Negli ultimi dodici mesi, i mercati finanziari hanno mostrato una caratteristica peculiare: i rendimenti degli strumenti a breve durata, come liquidità, CLO con rating AAA e prestiti bancari, sono rimasti stabilmente al di sopra delle loro medie storiche. Al contrario, i rendimenti degli strumenti a più lunga durata si sono attestati in linea con le medie o addirittura al di sotto. Secondo Paul Jackson, Global Head of Asset Allocation Research di Invesco, “questa tendenza persiste”, come si può osservare.
Una protezione contro un rallentamento senza rinunciare al rendimento
A giudizio del team di Invesco, questa situazione offre opportunità interessanti.
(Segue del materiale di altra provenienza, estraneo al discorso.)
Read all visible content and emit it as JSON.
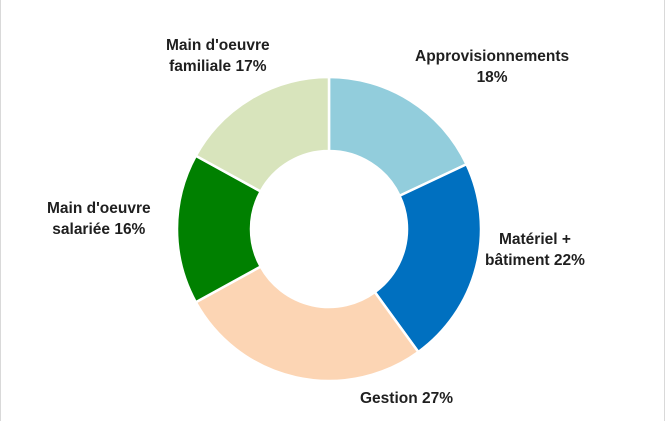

In particolare, le attività a breve durata e a bassa volatilità rappresentano “un’interessante diversificazione rispetto alle attività più rischiose che preferiamo, in linea con la nostra visione rialzista sul ciclo economico globale”. Jackson spiega che questi strumenti “offrono una protezione contro un rallentamento dell’economia, senza rinunciare eccessivamente al potenziale rendimento”.
Prima del recente aumento dei rendimenti a più lungo termine legato al conflitto in Medio Oriente, gli analisti non ritenevano convincenti le scadenze più lunghe, con “forse l’eccezione del Regno Unito e dei mercati emergenti”.
Previsioni sui Treasury USA e credito
Anche prima della minaccia di un aumento dei costi energetici e dell’inflazione, Invesco prevedeva che i rendimenti dei titoli del Tesoro USA a 10 anni si sarebbero attestati al 4,30% nei 12 mesi successivi, nonostante la convinzione che la Fed avrebbe tagliato i tassi di riferimento.
Su queste basi, Jackson e il suo team prevedono “rendimenti bassi o negativi sui titoli di Stato e sul credito investment grade” nella maggior parte dei mercati analizzati. A complicare il quadro, gli spread del credito high yield sono insolitamente ridotti. Il rendimento di questo segmento è molto inferiore alla norma e si attesta addirittura al di sotto del rendimento dei prestiti bancari, una circostanza rara.
Rischio asimmetrico per l’high yield
Sebbene una situazione di spread compressi possa essere accettabile in caso di accelerazione dell’economia globale, come Invesco prevede, Jackson mette in guardia: “riteniamo che i rischi siano asimmetrici, per cui qualsiasi grave rallentamento economico potrebbe causare un ampio ampliamento degli spread dell’HY”.
Valutazioni azionarie: gli USA sembrano cari
Passando ai mercati azionari, Invesco privilegia i mercati non statunitensi in un contesto economico più solido. Le valutazioni confermano questa scelta. Secondo i loro indici CAPE (rapporti prezzo/utili corretti per il ciclo economico), il mercato statunitense risulta più costoso sia rispetto alla propria media storica sia rispetto alle altre regioni.

Jackson osserva: “Il mercato statunitense (CAPE = 44 a fine febbraio 2026) è vicino al picco storico (49) registrato nel marzo 2000”. Lo specialista sfata un luogo comune: “È facile credere che il mercato statunitense sia sempre stato più costoso rispetto agli altri mercati, ma ciò non è vero”. Quando la sovraperformance tendenziale degli USA è iniziata, nel febbraio 2008, il CAPE americano era pari a 25, sotto la media di lungo periodo di 27.
Cina, Giappone ed Europa: valore relativo
Tra gli altri mercati, la Cina appare particolarmente conveniente. “La Cina rimane più conveniente del normale (CAPE 18), nonostante la forte performance degli ultimi anni. Riteniamo che ciò lasci spazio a un’ulteriore sovraperformance”, afferma Jackson.
Anche il Giappone (CAPE 29) sembra meno costoso del normale, anche se la media storica è distorta dalla bolla degli anni ’80, dove valutazioni elevate sono persistite per decenni. Ciononostante, rispetto agli Stati Uniti, Jackson ritiene che il Giappone “rappresenti un buon valore”. I mercati europei, infine, sono leggermente più cari del solito, ma ciò non è visto come un ostacolo a ulteriori guadagni, “e certamente non rispetto al mercato statunitense”.